What is your question? Define it.
There are two kinds of questions: Questions of state and questions of cause. Both kinds of questions can be sources for disagreement.
1: Questions of state: The focus of questions of state may be a person (who?), a thing (what?), a point in space (where?), a point in time (when?), or a number (how many?, how much? how often?). Questions of state can often be answered by a single datum or record.
"Who won the Nobel Prize in Chemistry in 1911?"
"At what temperature does water boil?"
Questions may require further definitions.
"Is climate change a fact?"
"What is meant by climate change?"
"Has the global mean surface temperature has been rising since the early 1900s?"
"What are the exact definitions of global mean surface temperature, rising, and early 1900s?"
Answers to questions of state are either true, indeterminant, or false. They may be based on conventions.
"The capital of Germany is Berlin." (true until 1949 and after 1990)
"The capital of Germany is Bonn." (true between 1949 and 1990)
2: Questions of cause: Questions of cause address often complicated causal chains of events (how?, why?). Finding answers to these questions requires logically consistent arguments and a series of independent observations.
"Childbed fever is caused by bacterial infections."
"Human activity is the cause for climate change."
A statement of cause is valid if no observation has been made that refutes the claim of the statement. Because a cause can never be verified, it will only constitute provisional explanation.

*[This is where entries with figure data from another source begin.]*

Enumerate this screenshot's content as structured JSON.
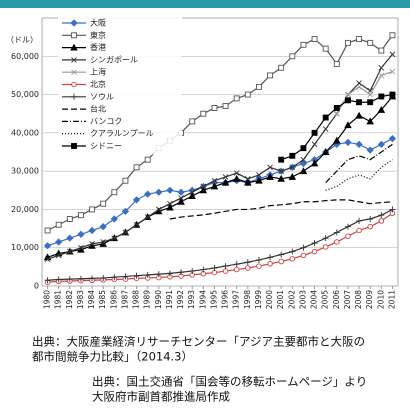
{
  "chart_data": {
    "type": "line",
    "y_label": "（ドル）",
    "categories": [
      "1980",
      "1981",
      "1982",
      "1983",
      "1984",
      "1985",
      "1986",
      "1987",
      "1988",
      "1989",
      "1990",
      "1991",
      "1992",
      "1993",
      "1994",
      "1995",
      "1996",
      "1997",
      "1998",
      "1999",
      "2000",
      "2001",
      "2002",
      "2003",
      "2004",
      "2005",
      "2006",
      "2007",
      "2008",
      "2009",
      "2010",
      "2011"
    ],
    "ylim": [
      0,
      70000
    ],
    "yticks": [
      0,
      {
        "value": 10000,
        "label": "10,000"
      },
      {
        "value": 20000,
        "label": "20,000"
      },
      {
        "value": 30000,
        "label": "30,000"
      },
      {
        "value": 40000,
        "label": "40,000"
      },
      {
        "value": 50000,
        "label": "50,000"
      },
      {
        "value": 60000,
        "label": "60,000"
      }
    ],
    "grid": true,
    "legend": "top-left",
    "series": [
      {
        "name": "大阪",
        "color": "#3a6fc4",
        "marker": "diamond",
        "values": [
          10500,
          11500,
          12500,
          13500,
          14500,
          15500,
          17500,
          19500,
          22500,
          24000,
          24500,
          25000,
          24500,
          25000,
          26000,
          27000,
          27000,
          27500,
          27000,
          28000,
          29000,
          30000,
          31000,
          32000,
          33000,
          35000,
          37000,
          37500,
          37000,
          35500,
          37000,
          38500
        ]
      },
      {
        "name": "東京",
        "color": "#555555",
        "marker": "open-square",
        "values": [
          14500,
          16000,
          17500,
          18500,
          20000,
          21500,
          24500,
          27500,
          31000,
          33000,
          36000,
          38000,
          40000,
          43000,
          45000,
          46500,
          47000,
          49000,
          50000,
          52000,
          55000,
          57000,
          60000,
          63000,
          64500,
          62000,
          58000,
          63500,
          64500,
          63500,
          61500,
          65500
        ]
      },
      {
        "name": "香港",
        "color": "#000000",
        "marker": "triangle",
        "values": [
          7500,
          8500,
          9000,
          9500,
          10500,
          11000,
          12500,
          14000,
          16000,
          18000,
          19500,
          20500,
          22000,
          23500,
          25000,
          26000,
          27000,
          28000,
          27000,
          27500,
          28500,
          28000,
          28500,
          30000,
          32000,
          35000,
          38000,
          42000,
          44500,
          43000,
          46000,
          49500
        ]
      },
      {
        "name": "シンガポール",
        "color": "#333333",
        "marker": "x",
        "values": [
          7000,
          8000,
          9000,
          10000,
          11000,
          11500,
          12500,
          14000,
          16000,
          18000,
          20000,
          21500,
          23000,
          24500,
          26000,
          27500,
          28500,
          29500,
          28000,
          29000,
          31000,
          30000,
          31000,
          33000,
          37000,
          41000,
          45000,
          50000,
          53000,
          51000,
          57000,
          60500
        ]
      },
      {
        "name": "上海",
        "color": "#999999",
        "marker": "x",
        "values": [
          null,
          null,
          null,
          null,
          null,
          null,
          null,
          null,
          null,
          null,
          null,
          null,
          null,
          null,
          null,
          null,
          null,
          null,
          null,
          null,
          null,
          null,
          null,
          null,
          null,
          null,
          45000,
          50000,
          52000,
          50000,
          55000,
          56000
        ]
      },
      {
        "name": "北京",
        "color": "#d04040",
        "marker": "open-circle",
        "values": [
          1000,
          1200,
          1300,
          1400,
          1500,
          1600,
          1700,
          1800,
          2000,
          2100,
          2200,
          2400,
          2600,
          2900,
          3200,
          3500,
          3900,
          4300,
          4700,
          5200,
          5800,
          6400,
          7100,
          8000,
          9000,
          10200,
          11500,
          13000,
          14500,
          15500,
          17000,
          19000
        ]
      },
      {
        "name": "ソウル",
        "color": "#333333",
        "marker": "plus",
        "values": [
          1500,
          1700,
          1800,
          1900,
          2000,
          2100,
          2300,
          2500,
          2700,
          2900,
          3100,
          3300,
          3600,
          3900,
          4300,
          4700,
          5200,
          5700,
          6200,
          6800,
          7500,
          8200,
          9000,
          10000,
          11200,
          12500,
          14000,
          15500,
          17000,
          17500,
          18500,
          20000
        ]
      },
      {
        "name": "台北",
        "color": "#000000",
        "marker": "none",
        "dash": "6 3",
        "values": [
          null,
          null,
          null,
          null,
          null,
          null,
          null,
          null,
          null,
          null,
          null,
          17500,
          18000,
          18300,
          18600,
          19000,
          19500,
          20000,
          20000,
          20300,
          21000,
          21200,
          21500,
          22000,
          22000,
          22300,
          22500,
          22500,
          22000,
          21500,
          21800,
          22000
        ]
      },
      {
        "name": "バンコク",
        "color": "#000000",
        "marker": "none",
        "dash": "6 2 1 2",
        "values": [
          null,
          null,
          null,
          null,
          null,
          null,
          null,
          null,
          null,
          null,
          null,
          null,
          null,
          null,
          null,
          null,
          null,
          null,
          null,
          null,
          null,
          null,
          null,
          null,
          null,
          27000,
          30000,
          33000,
          34000,
          33000,
          35000,
          37000
        ]
      },
      {
        "name": "クアラルンプール",
        "color": "#000000",
        "marker": "none",
        "dash": "1 2",
        "values": [
          null,
          null,
          null,
          null,
          null,
          null,
          null,
          null,
          null,
          null,
          null,
          null,
          null,
          null,
          null,
          null,
          null,
          null,
          null,
          null,
          null,
          null,
          null,
          null,
          null,
          25000,
          26000,
          28000,
          29000,
          28000,
          31000,
          33000
        ]
      },
      {
        "name": "シドニー",
        "color": "#000000",
        "marker": "square",
        "values": [
          null,
          null,
          null,
          null,
          null,
          null,
          null,
          null,
          null,
          null,
          null,
          null,
          null,
          null,
          null,
          null,
          null,
          null,
          null,
          null,
          null,
          33000,
          34000,
          36000,
          40000,
          44000,
          46500,
          48500,
          48000,
          48000,
          49500,
          50000
        ]
      }
    ]
  },
  "sources": [
    [
      "出典：大阪産業経済リサーチセンター「アジア主要都市と大阪の",
      "都市間競争力比較」（2014.3）"
    ],
    [
      "出典：国土交通省「国会等の移転ホームページ」より",
      "大阪府市副首都推進局作成"
    ]
  ]
}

Depending on scope and detail of the question and your prior knowledge, the process of answering may vary in duration from the few seconds it takes to google the question to a lifetime of scholarship. Whatever your commitment, an explicitly stated question at the beginning will save you grief and time later.
Keep in mind that not everything you want to know is actually known or knowable. We only have limited access to the world around us.